Postmortem: 2017-04-11 Firewall Outage

The Event

At approximately 05:40AM GMT on 4/11/2017, we experienced a network outage in our main datacenter in Chicago, IL.
The outage lasted until approximately 10:55AM GMT on the same day. The Circonus SaaS service, as well as any PUSH based checks that use the public trap.noit.circonus.net, were affected by this outage. Any HTTPTrap checks using the public trap.noit.circonus.net broker would have been unable to send data to Circonus during this time period. As a result, any alerts based on this PUSH data would have also not been working. Meanwhile, enterprise brokers may have experienced a delay in processing data, but no data would have been lost for users of enterprise brokers as we use a store and forward mechanism on the brokers.

The Explanation

We use a pair of firewall devices in an active/passive configuration with automatic failover should one of the devices become unresponsive.
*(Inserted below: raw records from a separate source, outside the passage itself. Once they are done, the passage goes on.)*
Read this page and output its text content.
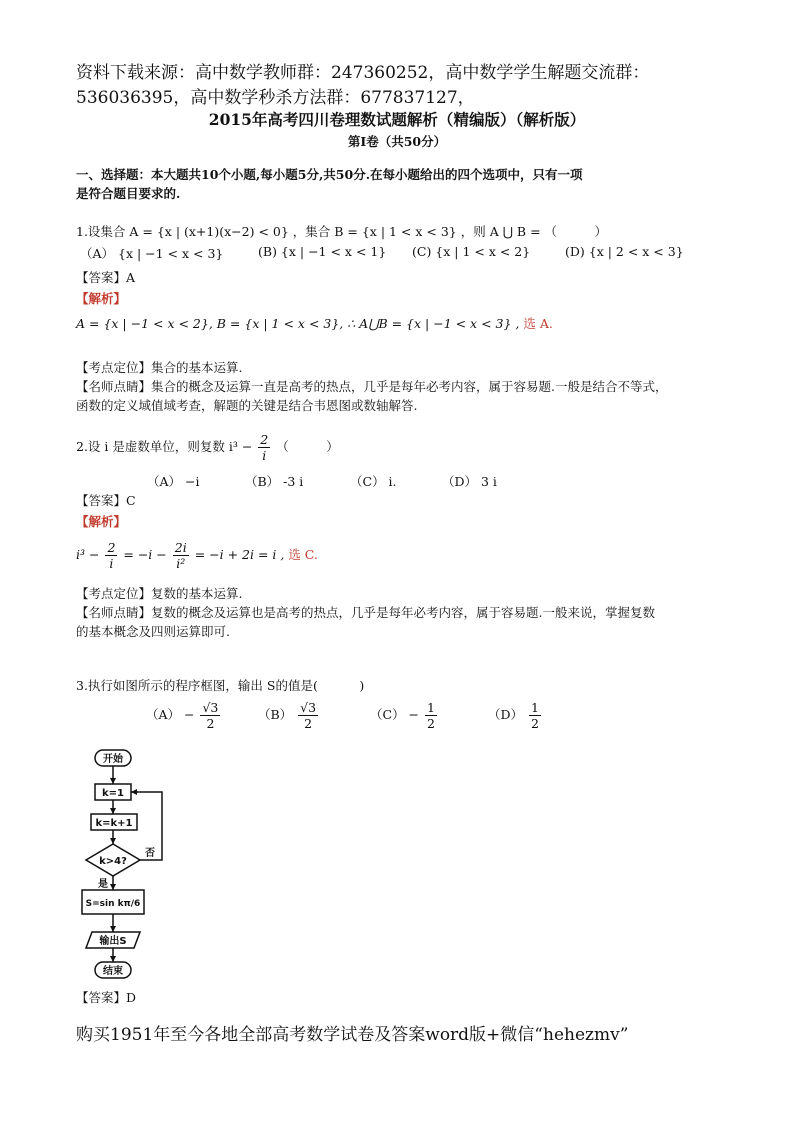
资料下载来源：高中数学教师群：247360252，高中数学学生解题交流群：
536036395，高中数学秒杀方法群：677837127，
2015年高考四川卷理数试题解析（精编版）（解析版）
第Ⅰ卷（共50分）
一、选择题：本大题共10个小题,每小题5分,共50分.在每小题给出的四个选项中，只有一项
是符合题目要求的.
1.设集合 A = {x | (x+1)(x−2) < 0} ，集合 B = {x | 1 < x < 3} ，则 A ⋃ B = （　　　）
（A） {x | −1 < x < 3}	(B) {x | −1 < x < 1} (C) {x | 1 < x < 2}	(D) {x | 2 < x < 3}
【答案】A
【解析】
A = {x | −1 < x < 2}, B = {x | 1 < x < 3}, ∴ A⋃B = {x | −1 < x < 3} , 选 A.
【考点定位】集合的基本运算.
【名师点睛】集合的概念及运算一直是高考的热点，几乎是每年必考内容，属于容易题.一般是结合不等式，
函数的定义域值域考查，解题的关键是结合韦恩图或数轴解答.
2.设 i 是虚数单位，则复数 $i^3 - \frac{2}{i}$ （　　　）
（A） −i	（B） -3 i	（C） i.	（D） 3 i
【答案】C
【解析】
$i^3 - \frac{2}{i} = -i - \frac{2i}{\text{i²}} = -i + 2i = i$ , 选 C.
【考点定位】复数的基本运算.
【名师点睛】复数的概念及运算也是高考的热点，几乎是每年必考内容，属于容易题.一般来说，掌握复数
的基本概念及四则运算即可.
3.执行如图所示的程序框图，输出 S的值是(　　　 )
$(A) - \frac{√3}{2}$	$(B) \frac{√3}{2}$	$(C) - \frac{1}{2}$	$(D) \frac{1}{2}$
开始
k=1
k=k+1
k>4?
否
是
S=sin kπ/6
输出S
结束
【答案】D
购买1951年至今各地全部高考数学试卷及答案word版+微信“hehezmv”
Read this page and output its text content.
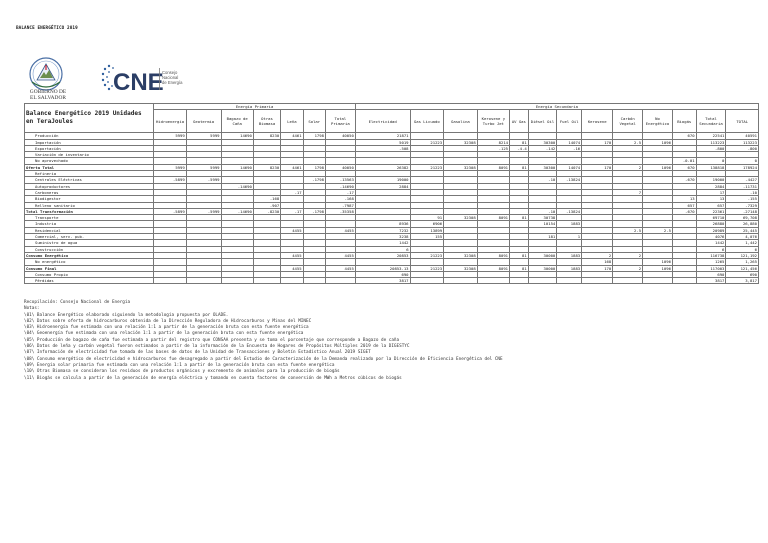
BALANCE ENERGÉTICO 2019
GOBIERNO DE
EL SALVADOR
CNE
Consejo
Nacional
de Energía
Balance Energético 2019 Unidades en TeraJoules	Energía Primaria							Energía Secundaria												
	Hidroenergía	Geotermia	Bagazo de Caña	Otras Biomasa	Leña	Solar	Total Primaria	Electricidad	Gas Licuado	Gasolina	Kerosene y Turbo Jet	AV Gas	Diésel Oil	Fuel Oil	Kerosene	Carbón Vegetal	No Energético	Biogás	Total Secundaria	TOTAL
Producción	5999	5999	14690	8230	4461	1798	40050	21871										670	22541	40591
Importación								5019	21223	32308	8214	81	30300	14074	170	2.5	1096		113223	113223
Exportación								-508			-125	-4.4	-142	-16					-800	-800
Variación de inventario																				
No aprovechado																		-0.01	0	0
Oferta Total	5999	5999	14690	8230	4461	1798	40050	26382	21223	32308	8091	81	30300	14074	170	2	1096	670	138818	178924
Refinería																				
Centrales Eléctricas	-5899	-5999				-1798	-13563	19000					-10	-13824				-670	19000	-4427
Autoproductores			-14690				-14690	2884											2884	-11731
Carboneras					-17		-17									7			17	-10
Biodigestor				-168			-168											13	13	-155
Relleno sanitario				-907			-7987											657	657	-7329
Total Transformación	-5899	-5999	-14690	-8230	-17	-1798	-35358						-10	-13824				-670	22361	-27148
Transporte									91	32308	8091	81	30738						69710	69,708
Industria								8936	6906				10154	1883					26880	26,880
Residencial					4455		4455	7232	13899							2.5	2.5		20989	25,445
Comercial, serv. pub.								3238	155				181	1					4076	4,076
Suministro de agua								1442											1442	1,442
Construcción								6											6	6
Consumo Energético					4455		4455	20853	21223	32308	8091	81	30000	1883	2	2			116738	121,192
No energético															168		1096		1265	1,265
Consumo Final					4455		4455	20853.13	21223	32308	8091	81	30000	1883	170	2	1096		117003	121,456
Consumo Propio								690											690	690
Pérdidas								3817											3817	3,817
Recopilación: Consejo Nacional de Energía
Notas:
\01\ Balance Energético elaborado siguiendo la metodología propuesta por OLADE.
\02\ Datos sobre oferta de hidrocarburos obtenida de la Dirección Reguladora de Hidrocarburos y Minas del MINEC
\03\ Hidroenergía fue estimada con una relación 1:1 a partir de la generación bruta con esta fuente energética
\04\ Geoenergía fue estimada con una relación 1:1 a partir de la generación bruta con esta fuente energética
\05\ Producción de bagazo de caña fue estimada a partir del registro que CONSAA presenta y se toma el porcentaje que corresponde a Bagazo de caña
\06\ Datos de leña y carbón vegetal fueron estimados a partir de la información de la Encuesta de Hogares de Propósitos Múltiples 2019 de la DIGESTYC
\07\ Información de electricidad fue tomada de las bases de datos de la Unidad de Transacciones y Boletín Estadístico Anual 2019 SIGET
\08\ Consumo energético de electricidad e hidrocarburos fue desagregado a partir del Estudio de Caracterización de la Demanda realizado por la Dirección de Eficiencia Energética del CNE
\09\ Energía solar primaria fue estimada con una relación 1:1 a partir de la generación bruta con esta fuente energética
\10\ Otras Biomasa se consideran los residuos de productos orgánicos y excremento de animales para la producción de biogás
\11\ Biogás se calcula a partir de la generación de energía eléctrica y tomando en cuenta factores de conversión de MWh a Metros cúbicos de biogás
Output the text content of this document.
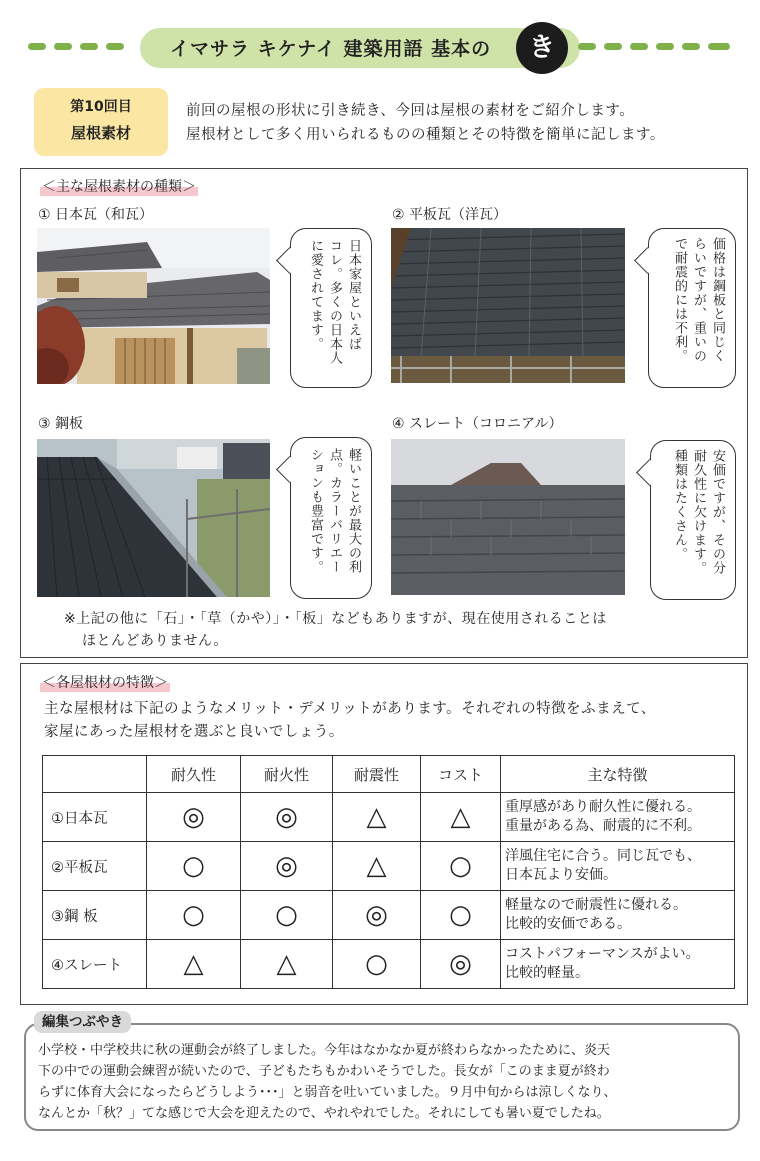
イマサラ キケナイ 建築用語 基本の	き
第10回目
屋根素材
前回の屋根の形状に引き続き、今回は屋根の素材をご紹介します。
屋根材として多く用いられるものの種類とその特徴を簡単に記します。
＜主な屋根素材の種類＞
① 日本瓦（和瓦）
日本家屋といえば
コレ。多くの日本人
に愛されてます。
② 平板瓦（洋瓦）
価格は鋼板と同じく
らいですが、重いの
で耐震的には不利。
③ 鋼板
軽いことが最大の利
点。カラーバリエー
ションも豊富です。
④ スレート（コロニアル）
安価ですが、その分
耐久性に欠けます。
種類はたくさん。
※上記の他に「石」・「草（かや）」・「板」などもありますが、現在使用されることは
ほとんどありません。
＜各屋根材の特徴＞
主な屋根材は下記のようなメリット・デメリットがあります。それぞれの特徴をふまえて、
家屋にあった屋根材を選ぶと良いでしょう。
	耐久性	耐火性	耐震性	コスト	主な特徴
①日本瓦	◎	◎	△	△	重厚感があり耐久性に優れる。
重量がある為、耐震的に不利。

②平板瓦	○	◎	△	○	洋風住宅に合う。同じ瓦でも、
日本瓦より安価。

③鋼 板	○	○	◎	○	軽量なので耐震性に優れる。
比較的安価である。

④スレート	△	△	○	◎	コストパフォーマンスがよい。
比較的軽量。
編集つぶやき
小学校・中学校共に秋の運動会が終了しました。今年はなかなか夏が終わらなかったために、炎天
下の中での運動会練習が続いたので、子どもたちもかわいそうでした。長女が「このまま夏が終わ
らずに体育大会になったらどうしよう･･･」と弱音を吐いていました。９月中旬からは涼しくなり、
なんとか「秋？」てな感じで大会を迎えたので、やれやれでした。それにしても暑い夏でしたね。
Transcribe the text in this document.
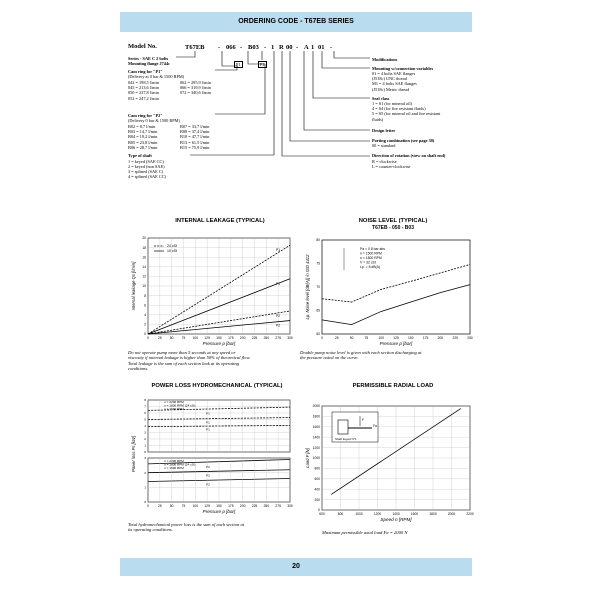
ORDERING CODE - T67EB SERIES
Model No.	T67EB - 066 - B03 - 1 R 00 - A 1 01 -
Series - SAE C 2 bolts
Mounting flange J744c	P1	P2
Cam ring for "P1"
(Delivery at 0 bar & 1500 RPM)
042 = 198,5 l/min	062 = 295,9 l/min
045 = 213,6 l/min	066 = 319,9 l/min
050 = 237,8 l/min	072 = 340,6 l/min
052 = 247,2 l/min
Cam ring for "P2"
(Delivery 0 bar & 1500 RPM)
B02 = 8,7 l/min	B07 = 33,7 l/min
B03 = 14,7 l/min	B08 = 37,4 l/min
B04 = 19,2 l/min	B10 = 47,7 l/min
B05 = 23,8 l/min	B13 = 61,5 l/min
B06 = 28,7 l/min	B15 = 75,9 l/min
Type of shaft
1 = keyed (SAE CC)
2 = keyed (non SAE)
3 = splined (SAE C)
4 = splined (SAE CC)
Modifications
Mounting w/connection variables
01 = 4 bolts SAE flanges
(J518c) UNC thread
M1 = 4 bolts SAE flanges
(J518c) Metric thread
Seal class
1 = S1 (for mineral oil)
4 = S4 (for fire resistant fluids)
5 = S5 (for mineral oil and fire resistant
fluids)
Design letter
Porting combination (see page 30)
00 = standard
Direction of rotation (view on shaft end)
R = clockwise
L = counter-clockwise
INTERNAL LEAKAGE (TYPICAL)	NOISE LEVEL (TYPICAL)
T67EB - 050 - B03
POWER LOSS HYDROMECHANICAL (TYPICAL)	PERMISSIBLE RADIAL LOAD
0	25 50 75 100 125 150 175 200 225 250 275 300
0
2
4
6
8
10
12
14
16
18
20
Pressure p [bar]
Internal leakage Qs [l/min]
P1
P1
P2
P2
24 cSt
10 cSt
0	25	50	75	100	125	150	175	200	225	250
60
65
70
75
80
Pressure p [bar]
Lp. Noise level [dB(A)] in ISO 4412
Pa = 0.8 bar abs
n = 1500 RPM
n = 1800 RPM
V = 32 cSt
Lp. = 8 dB(A)
0
1
2
3
4
5
6
7
8
P1
P1
P1
n = 2200 RPM
n = 1800 RPM (24 cSt)
n = 1500 RPM
0
1
2
3
P2
P2
P2
n = 2200 RPM
n = 1800 RPM (24 cSt)
n = 1500 RPM
0	25 50 75 100 125 150 175 200 225 250 275 300
Pressure p [bar]
Power loss Ps [kW]
600	800	1000	1200	1400	1600	1800	2000	2200
0
200
400
600
800
1000
1200
1400
1600
1800
2000
Speed n [RPM]
Load F [N]
F
Fa
Shaft keyed N°1
Do not operate pump more than 5 seconds at any speed or
viscosity if internal leakage is higher than 50% of theoretical flow.
Total leakage is the sum of each section leak at its operating
conditions.
Double pump noise level is given with each section discharging at
the pressure noted on the curve.
Total hydromechanical power loss is the sum of each section at
its operating conditions.
Maximum permissible axial load Fa = 2000 N
20
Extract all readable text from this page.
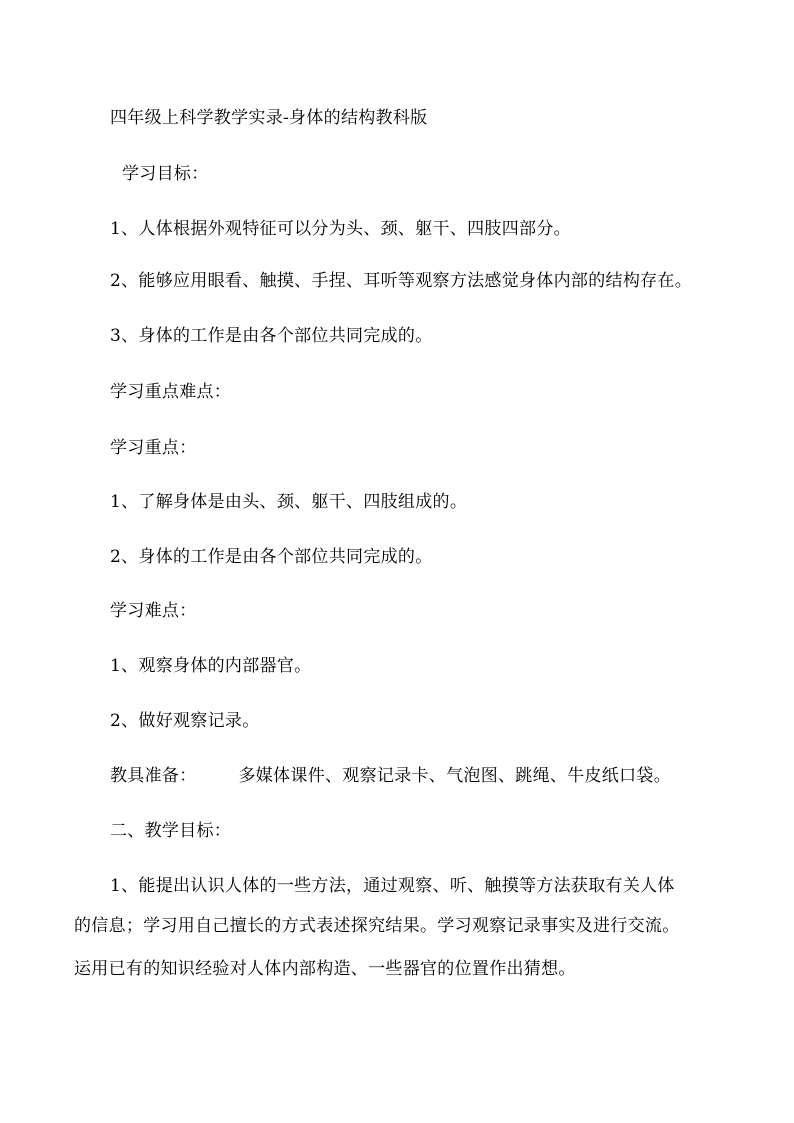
四年级上科学教学实录-身体的结构教科版
学习目标：
1、人体根据外观特征可以分为头、颈、躯干、四肢四部分。
2、能够应用眼看、触摸、手捏、耳听等观察方法感觉身体内部的结构存在。
3、身体的工作是由各个部位共同完成的。
学习重点难点：
学习重点：
1、了解身体是由头、颈、躯干、四肢组成的。
2、身体的工作是由各个部位共同完成的。
学习难点：
1、观察身体的内部器官。
2、做好观察记录。
教具准备： 多媒体课件、观察记录卡、气泡图、跳绳、牛皮纸口袋。
二、教学目标：
1、能提出认识人体的一些方法，通过观察、听、触摸等方法获取有关人体
的信息；学习用自己擅长的方式表述探究结果。学习观察记录事实及进行交流。
运用已有的知识经验对人体内部构造、一些器官的位置作出猜想。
The firewall device in question went down, and automatic failover did not trigger for an unknown reason (we are still investigating). When we realized the problem, we killed off the bad firewall device, causing the secondary to promote itself to master and service to be restored.

What We’re Doing About It

Going forward, we will use more robust checking mechanisms on these firewall devices to be alerted more quickly should we encounter a similar situation. Using an enterprise broker can insulate you from network outages between your infrastructure and Circonus should any future issues arise similar to this, or should any future issues arise in the network path between your infrastructure and Circonus.